I think I’d best concentrate on making this a girl-girl friendship and leave the husband-husband interaction as small as possible.

Okay, I’ll be the voice of dissent here.

There are plenty of vegetarians–myself included–who are economic vegetarians: our goal is to not support the meat industry, and so we try to prevent our money from going toward the production of meat.

A meat-selling restaurant will look at the dishes they sell. If they sell more meaty dishes, then they’ll purchase more meat. If they sell fewer meaty dishes, then they’ll purchase less meat.

They’ll purchase the meat from resellers, who will make the same calculation. The resellers will purchase the meat from farmers. If the farmers sell more meat, they’ll raise and kill more animals. If the farmers sell less meat, they’ll raise and kill fewer animals.

For myself, although I sometimes end up paying for folks’ meat purchases, I definitely feel pretty weird when I do it. I feel that by paying for meat, I’m encouraging the restaurant to view meat as profitable, and that’ll go right back down the line until the farmers consider killing more animals to be profitable.
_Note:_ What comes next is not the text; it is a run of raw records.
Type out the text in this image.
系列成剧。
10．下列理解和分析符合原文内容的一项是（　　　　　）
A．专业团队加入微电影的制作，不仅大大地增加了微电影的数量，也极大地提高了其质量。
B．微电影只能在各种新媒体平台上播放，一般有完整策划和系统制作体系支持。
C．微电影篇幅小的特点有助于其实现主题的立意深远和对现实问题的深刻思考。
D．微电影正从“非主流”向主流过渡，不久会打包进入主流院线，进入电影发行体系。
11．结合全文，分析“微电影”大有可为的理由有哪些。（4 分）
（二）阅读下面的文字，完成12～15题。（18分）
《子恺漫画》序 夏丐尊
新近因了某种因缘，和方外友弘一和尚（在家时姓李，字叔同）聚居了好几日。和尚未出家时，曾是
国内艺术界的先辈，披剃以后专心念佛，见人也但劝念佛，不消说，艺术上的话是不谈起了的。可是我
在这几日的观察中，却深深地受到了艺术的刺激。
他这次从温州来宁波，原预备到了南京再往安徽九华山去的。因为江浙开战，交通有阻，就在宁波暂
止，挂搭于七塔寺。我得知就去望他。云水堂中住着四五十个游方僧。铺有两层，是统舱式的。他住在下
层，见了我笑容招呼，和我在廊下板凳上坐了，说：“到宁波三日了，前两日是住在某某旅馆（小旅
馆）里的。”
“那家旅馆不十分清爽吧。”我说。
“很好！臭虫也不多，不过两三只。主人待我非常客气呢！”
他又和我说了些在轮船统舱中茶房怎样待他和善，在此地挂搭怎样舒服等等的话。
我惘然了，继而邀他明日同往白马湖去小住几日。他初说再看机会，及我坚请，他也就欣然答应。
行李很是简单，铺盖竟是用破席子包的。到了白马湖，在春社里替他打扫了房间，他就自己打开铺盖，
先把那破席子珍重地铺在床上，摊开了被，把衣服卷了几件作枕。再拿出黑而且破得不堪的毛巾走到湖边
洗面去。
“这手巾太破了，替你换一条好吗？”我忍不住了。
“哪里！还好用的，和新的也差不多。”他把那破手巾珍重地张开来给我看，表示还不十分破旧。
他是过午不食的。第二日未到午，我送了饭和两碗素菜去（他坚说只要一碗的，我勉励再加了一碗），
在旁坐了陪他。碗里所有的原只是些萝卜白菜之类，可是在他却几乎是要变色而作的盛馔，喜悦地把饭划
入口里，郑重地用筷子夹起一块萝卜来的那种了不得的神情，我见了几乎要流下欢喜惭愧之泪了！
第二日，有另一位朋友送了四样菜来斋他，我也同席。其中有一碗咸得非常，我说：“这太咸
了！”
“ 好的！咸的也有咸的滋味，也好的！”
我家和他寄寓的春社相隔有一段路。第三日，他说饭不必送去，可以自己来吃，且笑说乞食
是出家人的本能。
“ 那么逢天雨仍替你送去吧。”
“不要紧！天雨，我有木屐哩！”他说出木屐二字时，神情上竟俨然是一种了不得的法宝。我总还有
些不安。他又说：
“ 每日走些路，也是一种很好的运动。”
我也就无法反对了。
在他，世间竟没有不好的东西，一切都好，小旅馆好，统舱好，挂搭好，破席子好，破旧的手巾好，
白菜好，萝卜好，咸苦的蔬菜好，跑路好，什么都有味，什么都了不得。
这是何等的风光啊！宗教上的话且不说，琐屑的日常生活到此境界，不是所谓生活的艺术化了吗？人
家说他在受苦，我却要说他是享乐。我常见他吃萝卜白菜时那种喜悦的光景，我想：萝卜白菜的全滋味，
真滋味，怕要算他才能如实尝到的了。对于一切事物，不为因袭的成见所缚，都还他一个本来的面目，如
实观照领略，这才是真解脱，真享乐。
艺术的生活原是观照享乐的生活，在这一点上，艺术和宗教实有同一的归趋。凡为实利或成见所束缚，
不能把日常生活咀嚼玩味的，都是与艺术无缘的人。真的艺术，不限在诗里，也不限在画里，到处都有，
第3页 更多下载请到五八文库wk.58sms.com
I’m not at all comfortable with even this indirect level of supporting the meat industry.

So, to that degree, I can understand where the friend’s husband is coming from. The financial issue isn’t an excuse: it’s the very heart of the matter for him.

That said, he should’ve spoken up. He should’ve said, “Listen, I’m sorry, but I can’t pay for meat; it’s a moral issue for me. Would you be willing to pay for your dinner? Otherwise, I’m happy to pay for a vegetarian option.”

Sulking about it is not okay.

That said, why the hell is your husband being so self-righteous about it? Does he get a blue ribbon if he wins? Jesus–he needs to suck it up, apologize for making the other guy uncomfortable, and get on with life. His testicles won’t shrivel up in response.


If you want to offer an apology for the confusion (to preserve the friendship), go ahead. (I don’t think you have to apologize to your husband for asking; you were just trying to maintain the friendship unless you were nagging him.)

I would say that it would be appropriate that you and your husband refrain from meat in any future encounters, regardless of the venue, now that you know how it upsets the other guy–not bowing to the will of the guy, but simply to avoid giving offense (and threatening your friendship).